Michèle Rivasi ( Verts/ALE ) qui se dit elle aussi choquée par ce vote du Parlement, rappelle que les constructeurs européens ont déjà eu presque 10 ans pour s'adapter aux nouvelles normes en matière d'émission d'oxydes d'azote, puisque le Parlement les avait votées en 2007. « Ils n'ont donc plus d'excuse, explique-telle, et le parlement aurait dû être intraitable vis-à-vis des constructeurs qui, contrairement à d'autres, n'ont pas investi dans des technologies performantes et pour des emplois durables. La décision de la Commission violait clairement la loi européenne en autorisant les constructeurs à dépasser jusqu'en 2020 de plus de deux fois les seuils fixés par la législation pour le NOx. « 
 
Pour autant, tous ces députés ne s’avouent pas vaincus. Ségolène Royale, la ministre française de l’Environnement, ayant vertement critiqué la décision de dépassement des taux de pollution quand l’affaire avait éclaté en octobre – elle avait contredit la position de ses services -, certains ont déjà prévenu qu’ils allaient l’interpeller pour que la France revienne sur cette décision.

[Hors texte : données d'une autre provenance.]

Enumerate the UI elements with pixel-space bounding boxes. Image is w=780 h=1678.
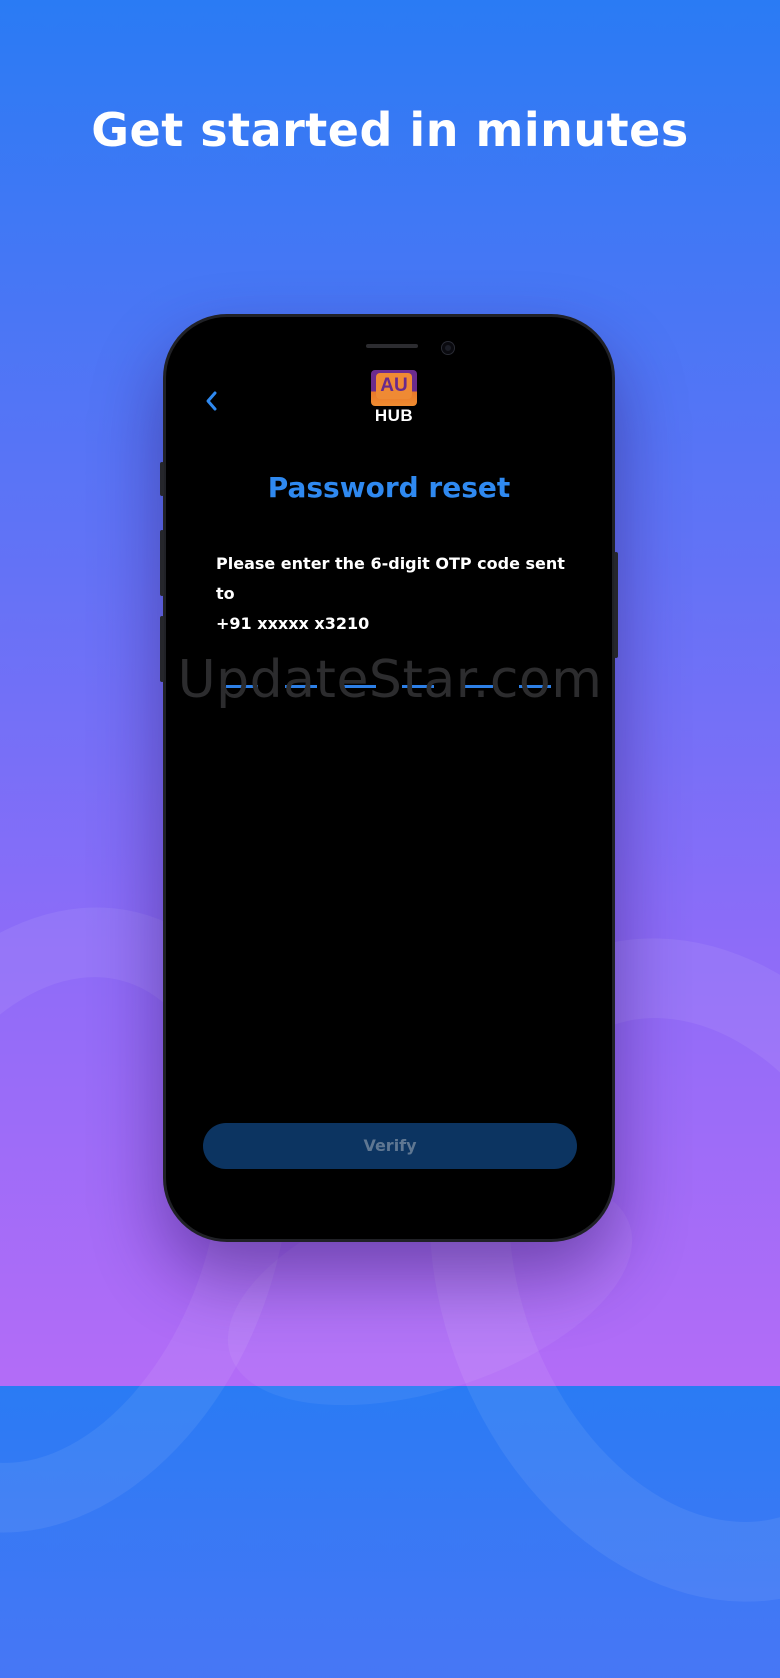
- chevron-left-icon: [206, 391, 217, 411]
- front-camera-icon: [442, 342, 454, 354]
- otp-digit-6-input[interactable]: [519, 651, 551, 688]
- otp-digit-4-input[interactable]: [402, 651, 434, 688]
- phone-volume-up-button: [160, 530, 164, 596]
- otp-digit-3-input[interactable]: [344, 651, 376, 688]
- otp-digit-5-input[interactable]: [461, 651, 493, 688]
- otp-digit-2-input[interactable]: [285, 651, 317, 688]
- otp-instruction: Please enter the 6-digit OTP code sent t…: [216, 549, 586, 639]
- verify-button[interactable]: Verify: [203, 1123, 577, 1169]
- headline: Get started in minutes: [91, 103, 689, 157]
- app-logo: AU HUB: [370, 370, 418, 432]
- logo-text: AU: [376, 373, 412, 399]
- otp-digit-1-input[interactable]: [226, 651, 258, 688]
- page-title: Password reset: [267, 471, 511, 504]
- phone-volume-down-button: [160, 616, 164, 682]
- logo-subtext: HUB: [374, 406, 414, 425]
- phone-power-button: [614, 552, 618, 658]
- phone-speaker: [366, 344, 418, 348]
- back-button[interactable]: [198, 383, 228, 419]
- instruction-text: Please enter the 6-digit OTP code sent t…: [216, 554, 565, 603]
- otp-input-group: [226, 651, 566, 688]
- masked-phone-number: +91 xxxxx x3210: [216, 614, 370, 633]
- phone-frame: AU HUB Password reset Please enter the 6…: [160, 314, 618, 1242]
- phone-screen: AU HUB Password reset Please enter the 6…: [170, 321, 608, 1235]
- phone-silent-switch: [160, 462, 164, 496]
- logo-badge: AU: [371, 370, 417, 406]
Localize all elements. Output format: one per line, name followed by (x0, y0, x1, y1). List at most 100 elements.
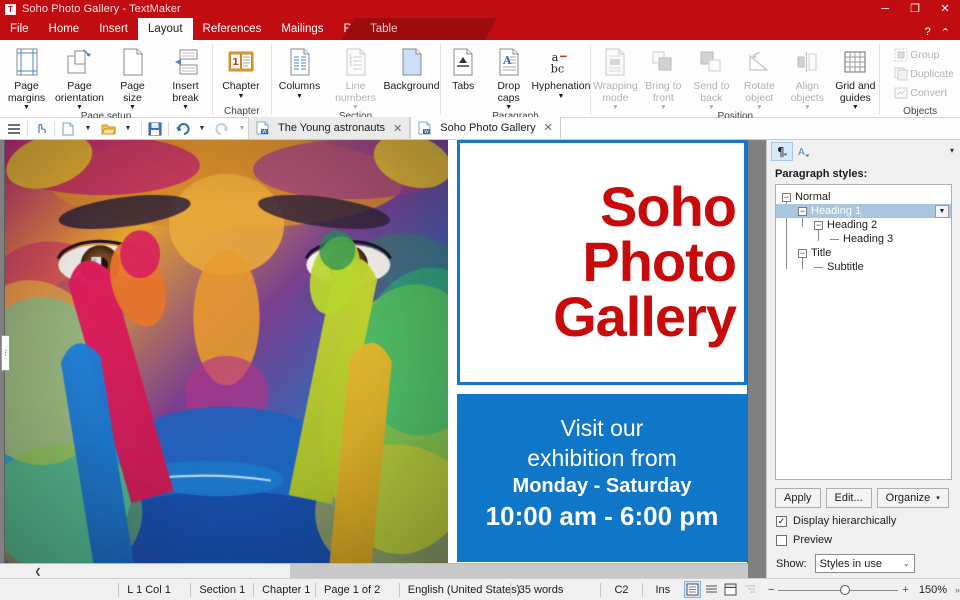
bring-to-front-button[interactable]: Bring to front ▼ (639, 43, 687, 111)
display-hierarchically-checkbox[interactable]: ✓ (776, 516, 787, 527)
word-count[interactable]: 35 words (511, 579, 600, 600)
undo-icon[interactable] (172, 119, 192, 139)
exhibition-info-frame[interactable]: Visit our exhibition from Monday - Satur… (457, 394, 747, 562)
background-button[interactable]: Background (384, 43, 440, 101)
character-style-icon[interactable]: A (793, 142, 815, 161)
tab-insert[interactable]: Insert (89, 18, 138, 40)
tab-mailings[interactable]: Mailings (271, 18, 333, 40)
zoom-level[interactable]: 150% (919, 584, 947, 596)
document-tab-young-astronauts[interactable]: W The Young astronauts ✕ (248, 117, 410, 139)
collapse-toggle-icon[interactable]: − (798, 249, 807, 258)
tree-item-heading-1[interactable]: − Heading 1 ▼ (776, 204, 951, 218)
convert-button[interactable]: Convert (890, 83, 953, 102)
grid-and-guides-button[interactable]: Grid and guides ▼ (831, 43, 879, 111)
paragraph-styles-tree[interactable]: − Normal − Heading 1 ▼ − Heading 2 Headi… (775, 184, 952, 480)
page-orientation-icon (64, 46, 96, 78)
page-orientation-button[interactable]: Page orientation ▼ (53, 43, 106, 111)
hyphenation-icon: a bc (545, 46, 577, 78)
svg-text:bc: bc (551, 62, 565, 75)
style-dropdown-icon[interactable]: ▼ (935, 205, 949, 218)
tree-item-heading-3[interactable]: Heading 3 (776, 232, 951, 246)
tabs-button[interactable]: Tabs (440, 43, 486, 101)
status-overflow-icon[interactable]: » (955, 585, 960, 595)
close-button[interactable]: ✕ (930, 0, 960, 18)
tree-item-heading-2[interactable]: − Heading 2 (776, 218, 951, 232)
close-icon[interactable]: ✕ (393, 122, 402, 135)
close-icon[interactable]: ✕ (544, 121, 553, 134)
wrapping-mode-button[interactable]: Wrapping mode ▼ (591, 43, 639, 111)
chevron-down-icon: ▼ (505, 104, 512, 111)
tab-file[interactable]: File (0, 18, 39, 40)
redo-icon[interactable] (212, 119, 232, 139)
edit-button[interactable]: Edit... (826, 488, 872, 508)
help-icon[interactable]: ? (925, 26, 931, 39)
preview-row[interactable]: Preview (776, 534, 960, 546)
horizontal-scrollbar[interactable]: ❮ (0, 563, 748, 578)
zoom-in-button[interactable]: + (902, 584, 908, 596)
zoom-out-button[interactable]: − (768, 584, 774, 596)
full-screen-view-button[interactable] (722, 581, 739, 598)
tab-references[interactable]: References (193, 18, 272, 40)
document-canvas[interactable]: Soho Photo Gallery Visit our exhibition … (0, 140, 748, 578)
paragraph-style-icon[interactable]: ¶ (771, 142, 793, 161)
insert-mode-indicator[interactable]: Ins (643, 579, 683, 600)
duplicate-button[interactable]: Duplicate (890, 64, 960, 83)
collapse-toggle-icon[interactable]: − (782, 193, 791, 202)
colorful-face-photo[interactable] (5, 140, 448, 563)
insert-break-button[interactable]: Insert break ▼ (159, 43, 212, 111)
collapse-toggle-icon[interactable]: − (798, 207, 807, 216)
sidebar-menu-icon[interactable]: ▾ (950, 146, 954, 155)
collapse-ribbon-icon[interactable]: ⌃ (941, 26, 950, 39)
group-button[interactable]: Group (890, 45, 945, 64)
window-controls: ─ ❐ ✕ (870, 0, 960, 18)
rotate-object-button[interactable]: Rotate object ▼ (735, 43, 783, 111)
drop-caps-button[interactable]: A Drop caps ▼ (486, 43, 532, 111)
align-objects-button[interactable]: Align objects ▼ (783, 43, 831, 111)
page-margins-button[interactable]: Page margins ▼ (0, 43, 53, 111)
scroll-left-icon[interactable]: ❮ (30, 564, 46, 578)
zoom-slider[interactable] (778, 582, 898, 598)
display-hierarchically-row[interactable]: ✓ Display hierarchically (776, 515, 960, 527)
line-numbers-button[interactable]: 123 Line numbers ▼ (328, 43, 384, 111)
info-line-3: Monday - Saturday (513, 473, 692, 499)
page-size-button[interactable]: Page size ▼ (106, 43, 159, 111)
document-tab-soho-photo-gallery[interactable]: W Soho Photo Gallery ✕ (410, 117, 561, 139)
chapter-button[interactable]: 1 Chapter ▼ (213, 43, 269, 101)
tab-layout[interactable]: Layout (138, 18, 193, 40)
title-text-frame[interactable]: Soho Photo Gallery (457, 140, 747, 385)
preview-checkbox[interactable] (776, 535, 787, 546)
outline-view-button[interactable] (742, 581, 759, 598)
language-indicator[interactable]: English (United States) (400, 579, 510, 600)
document-page[interactable]: Soho Photo Gallery Visit our exhibition … (5, 140, 747, 563)
tree-item-normal[interactable]: − Normal (776, 190, 951, 204)
open-file-dropdown[interactable]: ▼ (118, 119, 138, 139)
object-resize-handle[interactable]: ⋮ (1, 335, 10, 371)
convert-icon (892, 85, 910, 101)
show-select[interactable]: Styles in use ⌄ (815, 554, 915, 573)
apply-button[interactable]: Apply (775, 488, 821, 508)
columns-button[interactable]: Columns ▼ (272, 43, 328, 101)
touch-mode-icon[interactable] (31, 119, 51, 139)
tree-item-title[interactable]: − Title (776, 246, 951, 260)
open-file-icon[interactable] (98, 119, 118, 139)
insert-break-label: Insert break (172, 81, 198, 104)
print-layout-view-button[interactable] (684, 581, 701, 598)
minimize-button[interactable]: ─ (870, 0, 900, 18)
collapse-toggle-icon[interactable]: − (814, 221, 823, 230)
tab-home[interactable]: Home (39, 18, 90, 40)
draft-view-button[interactable] (703, 581, 720, 598)
tab-table[interactable]: Table (342, 18, 410, 40)
save-icon[interactable] (145, 119, 165, 139)
hyphenation-button[interactable]: a bc Hyphenation ▼ (531, 43, 590, 101)
new-document-dropdown[interactable]: ▼ (78, 119, 98, 139)
maximize-button[interactable]: ❐ (900, 0, 930, 18)
send-to-back-button[interactable]: Send to back ▼ (687, 43, 735, 111)
undo-dropdown[interactable]: ▼ (192, 119, 212, 139)
new-document-icon[interactable] (58, 119, 78, 139)
organize-button[interactable]: Organize ▾ (877, 488, 949, 508)
zoom-thumb[interactable] (840, 585, 850, 595)
chevron-down-icon: ▼ (660, 104, 667, 111)
hamburger-menu-icon[interactable] (4, 119, 24, 139)
style-indicator[interactable]: C2 (601, 579, 642, 600)
tree-item-subtitle[interactable]: Subtitle (776, 260, 951, 274)
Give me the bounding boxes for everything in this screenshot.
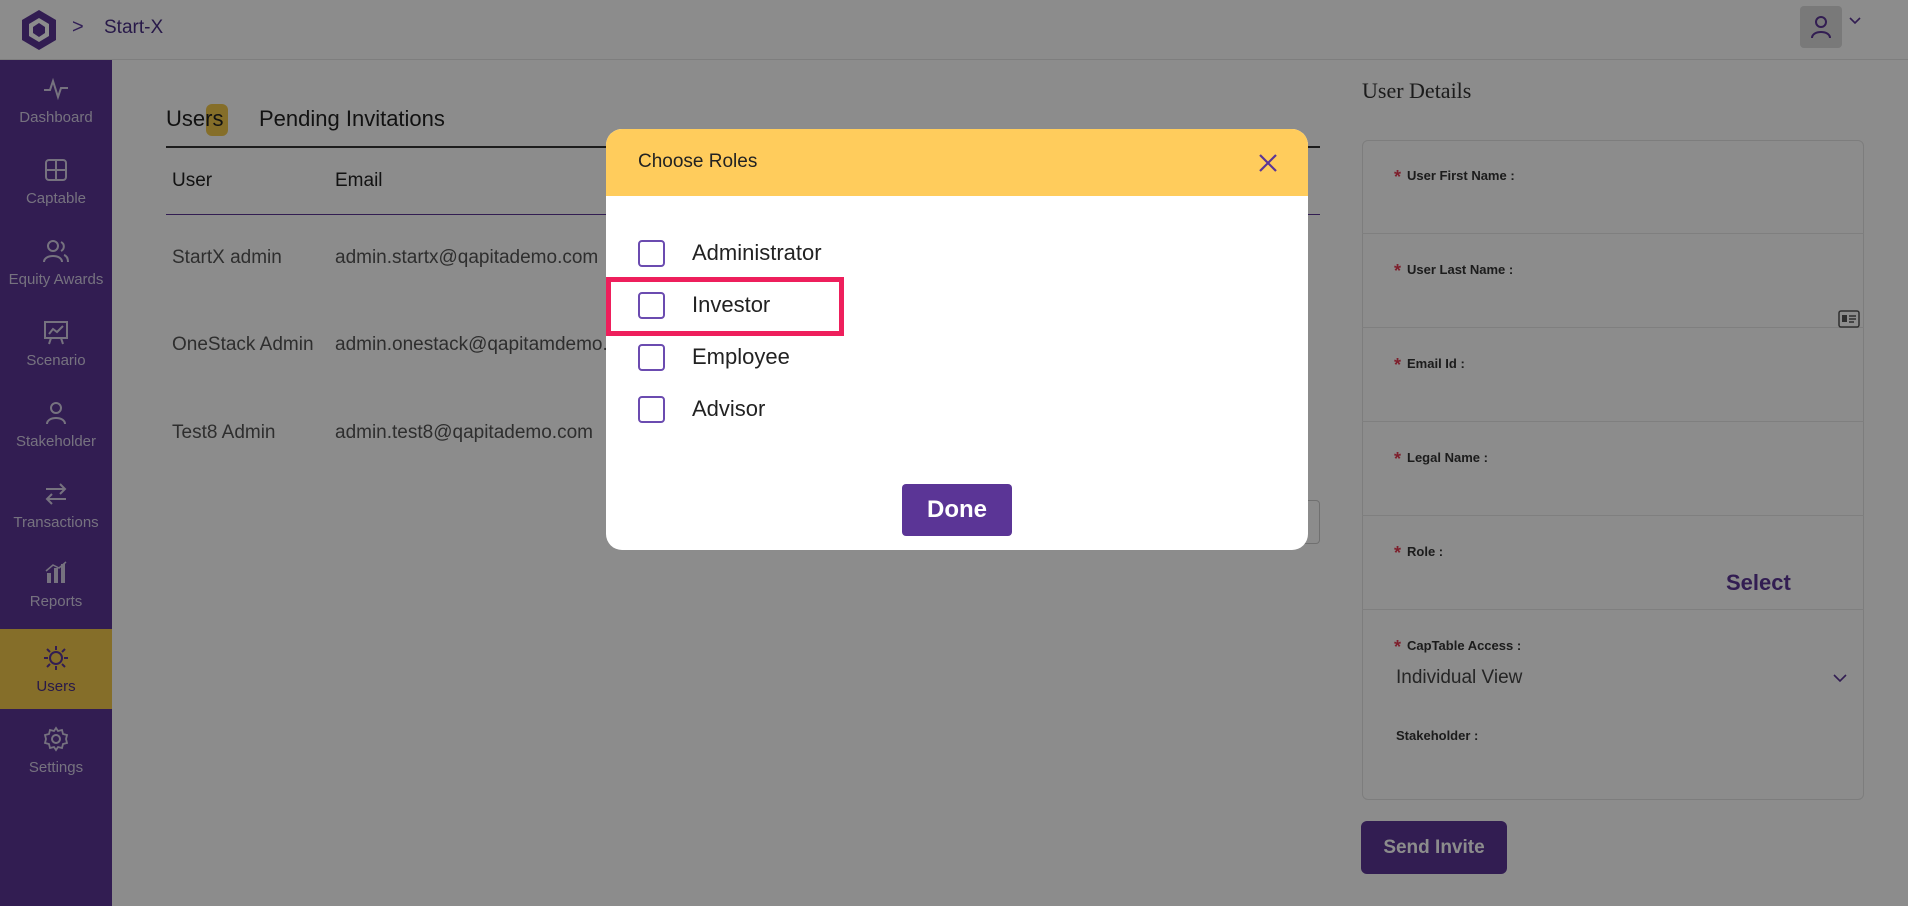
role-option-label: Administrator — [692, 240, 822, 265]
role-option-label: Employee — [692, 344, 790, 369]
modal-title: Choose Roles — [638, 151, 758, 172]
checkbox[interactable] — [638, 395, 665, 423]
modal-header: Choose Roles — [606, 129, 1308, 196]
checkbox[interactable] — [638, 239, 665, 267]
close-icon[interactable] — [1256, 151, 1280, 175]
checkbox[interactable] — [638, 343, 665, 371]
role-option-administrator[interactable]: Administrator — [638, 238, 822, 268]
highlight-box — [606, 277, 844, 336]
choose-roles-modal: Choose Roles Administrator Investor Empl… — [606, 129, 1308, 550]
done-button[interactable]: Done — [902, 484, 1012, 536]
role-option-advisor[interactable]: Advisor — [638, 394, 765, 424]
role-option-employee[interactable]: Employee — [638, 342, 790, 372]
role-option-label: Advisor — [692, 396, 766, 421]
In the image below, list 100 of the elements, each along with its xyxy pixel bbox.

Il reste également un recours juridique possible. Ce matin Karima Delli a affirmé que son groupe allait saisir la Cour européenne de Justice.
La bataille qui met aux prises depuis des années, sur fond de révélations et de scandales, défenseurs de la qualité de l’air, responsables politiques et constructeurs automobiles, est donc loin d’être terminée.